Par la réalisation de courts métrages, lesquels seront par la suite diffusés à l’étranger, les Bédouins, spécifiquement des jeunes, ont eu l’opportunité de documenter leur culture de manière positive, de sensibiliser la communauté internationale à leurs réalités sous l’occupation israélienne et de contribuer au rapprochement entre Palestiniens et Bédouins. Et justement, Guillaume Collin était là pour les soutenir, leur apprendre les rudiments du métier et leur donner des outils pour la réalisation de ces courts métrages en utilisant l’approche de l’organisme Wapikoni mobile («apprendre en faisant»). On parle ici de studios ambulants dotés d’équipements à la fine pointe de la technologie qui roulent, c’est le cas de le dire, vers les communautés des Premières Nations.

«Il est rare qu’ils puissent avoir accès à ce médium.

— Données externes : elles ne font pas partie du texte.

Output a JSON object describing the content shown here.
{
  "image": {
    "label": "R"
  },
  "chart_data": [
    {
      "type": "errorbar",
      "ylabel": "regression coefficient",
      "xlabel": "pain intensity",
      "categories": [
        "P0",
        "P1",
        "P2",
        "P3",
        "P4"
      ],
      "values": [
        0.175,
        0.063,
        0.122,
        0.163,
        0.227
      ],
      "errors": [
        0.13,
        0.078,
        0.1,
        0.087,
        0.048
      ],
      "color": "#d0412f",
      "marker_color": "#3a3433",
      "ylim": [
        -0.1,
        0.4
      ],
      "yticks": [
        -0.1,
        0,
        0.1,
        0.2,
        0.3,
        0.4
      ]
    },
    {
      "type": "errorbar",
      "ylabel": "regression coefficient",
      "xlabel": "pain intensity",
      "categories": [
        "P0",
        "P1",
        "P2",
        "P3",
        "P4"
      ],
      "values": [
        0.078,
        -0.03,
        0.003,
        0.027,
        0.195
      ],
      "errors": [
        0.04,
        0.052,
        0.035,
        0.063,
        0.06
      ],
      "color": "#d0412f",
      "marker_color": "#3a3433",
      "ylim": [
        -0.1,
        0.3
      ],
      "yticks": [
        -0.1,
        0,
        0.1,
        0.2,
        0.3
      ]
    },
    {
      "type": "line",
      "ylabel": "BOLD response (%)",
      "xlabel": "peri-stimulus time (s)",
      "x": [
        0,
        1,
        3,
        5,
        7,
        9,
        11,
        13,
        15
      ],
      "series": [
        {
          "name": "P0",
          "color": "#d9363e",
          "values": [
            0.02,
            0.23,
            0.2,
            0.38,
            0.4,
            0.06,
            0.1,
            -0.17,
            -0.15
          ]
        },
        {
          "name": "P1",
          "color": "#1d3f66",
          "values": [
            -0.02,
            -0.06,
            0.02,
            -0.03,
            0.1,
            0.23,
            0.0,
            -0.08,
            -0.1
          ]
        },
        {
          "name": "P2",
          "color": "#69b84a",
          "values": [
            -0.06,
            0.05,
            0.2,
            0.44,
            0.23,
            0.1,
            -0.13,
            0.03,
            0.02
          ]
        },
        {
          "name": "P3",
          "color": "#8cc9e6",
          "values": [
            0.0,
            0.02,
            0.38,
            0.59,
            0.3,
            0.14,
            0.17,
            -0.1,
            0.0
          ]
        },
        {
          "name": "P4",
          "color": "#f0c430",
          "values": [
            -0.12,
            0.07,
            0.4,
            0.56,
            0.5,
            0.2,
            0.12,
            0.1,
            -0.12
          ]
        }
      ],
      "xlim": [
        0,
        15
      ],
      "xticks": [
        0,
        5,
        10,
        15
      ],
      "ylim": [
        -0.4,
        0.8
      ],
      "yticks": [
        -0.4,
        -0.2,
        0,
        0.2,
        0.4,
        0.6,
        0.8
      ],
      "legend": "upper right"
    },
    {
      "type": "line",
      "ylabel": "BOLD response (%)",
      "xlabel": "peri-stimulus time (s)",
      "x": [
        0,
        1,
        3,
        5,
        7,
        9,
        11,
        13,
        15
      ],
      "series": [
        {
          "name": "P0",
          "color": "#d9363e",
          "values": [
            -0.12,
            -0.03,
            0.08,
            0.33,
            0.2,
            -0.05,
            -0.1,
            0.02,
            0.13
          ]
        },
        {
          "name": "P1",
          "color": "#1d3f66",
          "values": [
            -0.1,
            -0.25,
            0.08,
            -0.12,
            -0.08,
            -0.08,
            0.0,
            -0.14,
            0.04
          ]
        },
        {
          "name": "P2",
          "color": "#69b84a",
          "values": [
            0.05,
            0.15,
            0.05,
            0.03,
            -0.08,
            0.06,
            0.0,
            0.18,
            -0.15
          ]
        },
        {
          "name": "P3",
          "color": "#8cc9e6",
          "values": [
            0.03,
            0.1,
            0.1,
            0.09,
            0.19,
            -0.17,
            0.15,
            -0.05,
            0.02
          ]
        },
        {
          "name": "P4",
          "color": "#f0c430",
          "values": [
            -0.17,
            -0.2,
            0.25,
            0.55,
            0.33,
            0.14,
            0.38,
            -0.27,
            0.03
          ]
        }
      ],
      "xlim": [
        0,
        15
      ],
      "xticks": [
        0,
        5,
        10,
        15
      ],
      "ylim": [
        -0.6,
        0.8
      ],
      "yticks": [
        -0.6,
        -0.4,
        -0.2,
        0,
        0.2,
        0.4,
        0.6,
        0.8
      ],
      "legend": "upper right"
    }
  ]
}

Et là, ils ont la chance de s’exprimer, de dire au monde que leur réalité est méconnue. On leur suggère des choses, on les accompagne dans leur processus de création, mais on n’intervient pas dans le processus de création, ce sont eux qui décident de ce qu’ils veulent diffuser comme information, car il faut que cela soit le plus naturel, le plus authentique possible. Il est réjouissant de voir à quel point ils sont fiers du résultat, de voir ce que cela leur apporte», raconte le cinéaste.

Si on proposait demain matin à Guillaume un autre projet du genre au Canada en Wapikoni mobile auprès des autochtones, il serait partant, c’est certain, car son expérience a changé sa vision de la vie et du cinéma.